凶暴性とハト
以前、「狼よりもハトの方が凶暴」という話を読んだ。確か、「ソロモンの指環」という有名な本だったと思う。
狼には社会性があり、武器として牙がある。だから、相手を殺すまで攻撃したりしない。コミュニティ内の繋がりを脅かさないために、その攻撃性に「自制」が入る。
その一方で、ハトは、狼ほどのコミュニティに属さず、武器らしい武器も持たない。せいぜい、小さなクチバシくらいだろうか。
そんな、平和の象徴とされるハトは、逃げ場の無い場所で相手に攻撃を始めると、相手が死ぬまで攻撃を続けてしまうという一面があるらしい。
これは人間にも言えることかもしれない。
人の悪意は、密室(物理的な部屋、『自分』と『それ以外』の閉じられた世界線のネット、アプリという″部屋内″等)で増加するわけだが、親が子供を死ぬまで虐待という話も、やや平和な個体による事件だったりするのだろうか。
非常に恥ずかしい話なのだが……、私は、修羅や鬼と呼ばれていた時代がある。どこを殴ればどんな痛みが起きて、何をすれば人が苦しむのかを知っている。ずっと自分で試してきたからだ。
だから私は、人に暴力を振るわないし、優しく接する。人間は、誰かを簡単に殺せる力(物理、知識など)があることを知っているからだ。
しかし、暴力に慣れていない、怒るのに慣れていない平和的な人間は、大人になり、筋力が発達した状態で″初めて″暴力を振るう。
その「初めて」が、相手に致命傷を与え、殺してしまう。加減を知らないからだ。
これはネット上の誹謗中傷にも言える事かもしれない。ネットで誹謗中傷する人は、案外、リアルでは普通の人だった、と言った話をちらほら聞く。
私は自分の言葉で人にトラウマを植え付けたり、呪いをかける方法を知っている。だから、誹謗中傷は1度もしたことがない。

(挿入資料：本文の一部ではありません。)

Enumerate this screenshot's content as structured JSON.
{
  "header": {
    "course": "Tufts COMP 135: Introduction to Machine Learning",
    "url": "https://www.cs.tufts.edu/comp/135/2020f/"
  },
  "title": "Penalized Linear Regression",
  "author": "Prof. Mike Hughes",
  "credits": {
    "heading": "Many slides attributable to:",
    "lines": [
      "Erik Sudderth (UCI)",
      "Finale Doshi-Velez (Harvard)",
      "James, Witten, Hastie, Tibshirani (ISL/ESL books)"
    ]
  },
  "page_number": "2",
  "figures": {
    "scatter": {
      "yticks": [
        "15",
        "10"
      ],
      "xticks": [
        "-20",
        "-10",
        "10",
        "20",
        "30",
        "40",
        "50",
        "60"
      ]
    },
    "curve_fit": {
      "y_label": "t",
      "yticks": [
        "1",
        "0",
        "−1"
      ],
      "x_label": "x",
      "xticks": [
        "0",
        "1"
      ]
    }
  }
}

しかし、平和な人間、あるいは抑圧された「平和を強制されている人間」は、ネットで他者に酷く、継続的な中傷をしてしまう。
自分の力を知らないからだ。
街を歩くと、友達を叩いた少年が、相手に捕まえられ、ランドセルでぶん殴られていたりする。あれは、子犬が噛みつき合い、自分の力や社会性を学んでいるのと同じ理屈に見える。
案外、ああいった何気ない光景にも意味があるのだろうな。
【まとめ】
・自分の攻撃力を知らない人間は、力加減を誤って、人を殺してしまう場合がある。
・ハトは逃げることに特化してきたからこそ、逃げられない場所での対処法を知らない。相手が死ぬまで攻撃を加えることしか、生き残るすべを知らない。